Mobileye is down more than 12% so far this year and nearly 40% over the past twelve months. Last week’s earnings report crystallized many of the market’s concerns. Mobileye is forecasting 2026 revenue of $1.9-$1.98 billion, a range that implies stagnation at the low end and growth of no more than 5% at the high end. That outlook came after a year in which revenue grew 15%, a rebound following the downturn of 2024. Instead of marking a turning point, the forecast suggested that the recovery may already be losing steam.
The slowdown was visible even before the guidance. Fourth-quarter revenue fell 9% year over year to $446 million, while gross margin slipped to 67% from 69%. Operating profit declined sharply, from $101 million a year earlier to $41 million, before accounting items pushed the company into a loss. Net profit for the quarter fell 58%, to $45 million.
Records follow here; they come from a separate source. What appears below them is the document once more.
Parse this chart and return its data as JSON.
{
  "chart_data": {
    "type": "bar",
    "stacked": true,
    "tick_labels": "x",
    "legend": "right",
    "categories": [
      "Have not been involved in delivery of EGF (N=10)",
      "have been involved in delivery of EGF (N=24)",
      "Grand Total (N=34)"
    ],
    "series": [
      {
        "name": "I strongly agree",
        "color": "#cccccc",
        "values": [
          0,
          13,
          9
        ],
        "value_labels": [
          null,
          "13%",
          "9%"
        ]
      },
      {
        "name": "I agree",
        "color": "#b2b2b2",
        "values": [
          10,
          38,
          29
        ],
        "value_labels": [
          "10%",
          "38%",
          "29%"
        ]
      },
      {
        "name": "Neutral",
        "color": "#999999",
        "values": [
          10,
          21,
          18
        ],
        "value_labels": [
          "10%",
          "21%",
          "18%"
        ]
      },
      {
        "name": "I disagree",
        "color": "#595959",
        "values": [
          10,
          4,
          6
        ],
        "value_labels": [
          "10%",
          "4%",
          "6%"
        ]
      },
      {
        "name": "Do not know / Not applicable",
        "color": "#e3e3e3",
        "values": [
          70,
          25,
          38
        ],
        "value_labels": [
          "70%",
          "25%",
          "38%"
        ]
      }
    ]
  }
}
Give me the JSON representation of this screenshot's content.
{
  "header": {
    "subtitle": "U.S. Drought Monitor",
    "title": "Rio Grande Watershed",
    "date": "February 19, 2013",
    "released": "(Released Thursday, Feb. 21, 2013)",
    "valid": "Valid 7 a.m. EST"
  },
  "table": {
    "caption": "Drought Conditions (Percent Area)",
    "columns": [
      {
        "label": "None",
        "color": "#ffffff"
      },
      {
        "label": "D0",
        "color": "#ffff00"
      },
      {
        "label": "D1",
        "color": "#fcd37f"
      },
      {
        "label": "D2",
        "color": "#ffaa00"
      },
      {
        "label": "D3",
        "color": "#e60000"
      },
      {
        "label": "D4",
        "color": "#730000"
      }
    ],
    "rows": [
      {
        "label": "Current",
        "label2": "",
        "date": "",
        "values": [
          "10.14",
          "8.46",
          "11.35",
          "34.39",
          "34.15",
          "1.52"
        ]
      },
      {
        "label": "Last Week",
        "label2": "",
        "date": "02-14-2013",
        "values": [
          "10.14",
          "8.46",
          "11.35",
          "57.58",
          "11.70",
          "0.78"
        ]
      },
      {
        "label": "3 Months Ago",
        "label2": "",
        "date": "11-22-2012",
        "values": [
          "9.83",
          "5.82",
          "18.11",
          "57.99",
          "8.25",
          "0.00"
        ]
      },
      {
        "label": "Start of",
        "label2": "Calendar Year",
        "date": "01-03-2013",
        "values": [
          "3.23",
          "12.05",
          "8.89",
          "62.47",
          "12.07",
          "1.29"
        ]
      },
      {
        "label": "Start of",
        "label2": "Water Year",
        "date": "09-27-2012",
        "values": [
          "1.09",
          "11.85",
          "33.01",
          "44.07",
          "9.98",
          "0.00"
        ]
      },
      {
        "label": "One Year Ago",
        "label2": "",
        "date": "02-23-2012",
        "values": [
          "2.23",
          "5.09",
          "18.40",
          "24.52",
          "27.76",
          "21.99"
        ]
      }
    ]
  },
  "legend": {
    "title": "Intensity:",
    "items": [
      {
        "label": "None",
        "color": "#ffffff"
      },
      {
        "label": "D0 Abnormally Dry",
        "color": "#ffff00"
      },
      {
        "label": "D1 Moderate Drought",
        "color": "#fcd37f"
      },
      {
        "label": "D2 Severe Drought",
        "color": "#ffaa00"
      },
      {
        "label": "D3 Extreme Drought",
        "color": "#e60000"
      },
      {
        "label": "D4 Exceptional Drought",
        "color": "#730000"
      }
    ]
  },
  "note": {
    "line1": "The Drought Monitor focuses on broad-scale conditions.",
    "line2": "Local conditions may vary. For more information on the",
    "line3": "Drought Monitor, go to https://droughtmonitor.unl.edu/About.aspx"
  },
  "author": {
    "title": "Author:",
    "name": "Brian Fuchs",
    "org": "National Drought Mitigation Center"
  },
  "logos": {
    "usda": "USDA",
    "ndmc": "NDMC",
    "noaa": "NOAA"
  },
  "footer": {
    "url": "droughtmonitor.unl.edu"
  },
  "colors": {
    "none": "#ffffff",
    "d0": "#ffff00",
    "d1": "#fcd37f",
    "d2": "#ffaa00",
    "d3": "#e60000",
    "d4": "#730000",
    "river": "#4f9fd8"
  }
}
Mobileye attributed much of the weakness to an 11% decline in sales of its EyeQ driver-assistance systems and to inventory imbalances, issues that had already weighed on results in 2024. The persistence of those explanations has done little to reassure investors who expected the company’s recovery year to end on firmer ground.
The pressure on results is especially notable given how much cost has already been taken out of the business. Over the past two years, Mobileye has closed entire divisions, including its LiDAR unit and its lane-departure warning systems operation. It has carried out several rounds of layoffs, most recently cutting 4% of its workforce in December. Despite these measures, profitability continues to deteriorate.
Today, Mobileye employs around 4,300 people, the majority of them in Israel, split mainly between its Jerusalem headquarters and a large Tel Aviv site.
For much of the past year, Mobileye’s leadership projected confidence about future demand, bolstered by announcements of new agreements with major automakers, as well as the acquisition of robotics startup Mentee in a $900 million deal. Yet the latest guidance suggests that translating those relationships into revenue growth is proving slower and more uncertain than investors were led to expect.
A valuation of under $8 billion is not merely a reflection of near-term earnings pressure; it is a judgment on credibility. Eight years after Intel paid $15.3 billion to buy Mobileye, and more than three years after bringing it back to the public markets, investors are no longer pricing in a bold future. They are pricing in disappointment.